Alongside this the scheme aims to support specific programming designed to promote public health policies. Among the projects commissioned by the scheme were ‘A Heroes Aid’ highlighting the role of healthcare workers on RedFM as well as ‘Family Matters’ on MidWest Radio documenting the lived experiences of people amid the pandemic.
These moves in the world of radio parallels recent announcements by the Department of Arts to place selected artists on a type of basic income to sustain the flummoxed industry.
The Burkean has previously reported on titles like the Irish Times claiming up to €3 million in wage subsidies.
Market forces are a harsh mistress in Irish media with razor thin margins being pushed to their limits and beyond with the arrival of covid. The state by accident or design has moved into becoming the dominant role in the arena due to its controls over the pursestrings when it comes to grant giving.
This consolidation has occurred not just within the world of radio but in print as well where many news outlets have availed of wage subsidy schemes and government advertising money.
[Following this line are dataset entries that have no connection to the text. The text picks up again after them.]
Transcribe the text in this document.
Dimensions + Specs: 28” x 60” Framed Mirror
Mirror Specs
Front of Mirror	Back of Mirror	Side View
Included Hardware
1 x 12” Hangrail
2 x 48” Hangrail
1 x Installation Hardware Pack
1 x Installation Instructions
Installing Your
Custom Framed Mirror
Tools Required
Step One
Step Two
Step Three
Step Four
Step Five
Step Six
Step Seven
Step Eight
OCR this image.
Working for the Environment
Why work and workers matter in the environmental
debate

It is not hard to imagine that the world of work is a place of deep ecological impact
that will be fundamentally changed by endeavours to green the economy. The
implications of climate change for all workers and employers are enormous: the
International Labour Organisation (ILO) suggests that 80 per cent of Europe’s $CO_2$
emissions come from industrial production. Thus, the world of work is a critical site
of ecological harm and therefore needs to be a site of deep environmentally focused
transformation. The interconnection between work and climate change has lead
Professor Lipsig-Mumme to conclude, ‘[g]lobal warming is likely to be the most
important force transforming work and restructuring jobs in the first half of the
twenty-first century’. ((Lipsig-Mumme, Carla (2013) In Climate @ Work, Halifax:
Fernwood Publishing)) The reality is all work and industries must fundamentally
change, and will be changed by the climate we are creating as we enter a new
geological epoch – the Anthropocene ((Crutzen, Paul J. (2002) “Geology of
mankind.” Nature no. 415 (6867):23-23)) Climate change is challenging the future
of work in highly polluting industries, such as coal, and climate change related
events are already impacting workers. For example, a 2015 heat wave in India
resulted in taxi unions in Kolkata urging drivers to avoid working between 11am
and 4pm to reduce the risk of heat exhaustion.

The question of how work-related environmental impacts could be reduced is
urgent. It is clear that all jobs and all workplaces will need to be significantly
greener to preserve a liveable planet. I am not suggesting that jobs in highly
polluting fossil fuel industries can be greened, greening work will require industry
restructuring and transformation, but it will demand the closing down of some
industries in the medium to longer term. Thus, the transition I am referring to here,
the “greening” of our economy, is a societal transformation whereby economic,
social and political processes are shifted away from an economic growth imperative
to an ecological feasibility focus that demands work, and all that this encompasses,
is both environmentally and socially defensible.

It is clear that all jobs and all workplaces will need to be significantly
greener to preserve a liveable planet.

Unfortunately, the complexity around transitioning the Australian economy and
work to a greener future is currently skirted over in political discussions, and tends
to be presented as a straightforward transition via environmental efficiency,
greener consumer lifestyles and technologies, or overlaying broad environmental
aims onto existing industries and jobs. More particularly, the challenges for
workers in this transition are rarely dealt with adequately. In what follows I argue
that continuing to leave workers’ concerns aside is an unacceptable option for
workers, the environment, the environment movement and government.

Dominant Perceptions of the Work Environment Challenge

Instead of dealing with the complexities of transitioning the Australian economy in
In the pre-covid years various politicians had toyed with the idea of state funding for print journalism likely with one eye on influencing content creation and editorial lines. With the crisis their wish has been granted.
In fiscal terms it is not viable for the pandemic to end for some radio outlets. Their constant pushing for lockdowns are as much out of necessity as concern due to the addiction many have gotten to state subsidies during the period.
If and when this pandemic ends Irish people will awaken to a world where the media and state are one and the same, fused together by grants and sly working relationships.
The need for genuine independent media increases more and more if ever we want to reach a point where the Irish are willing to switch the dial.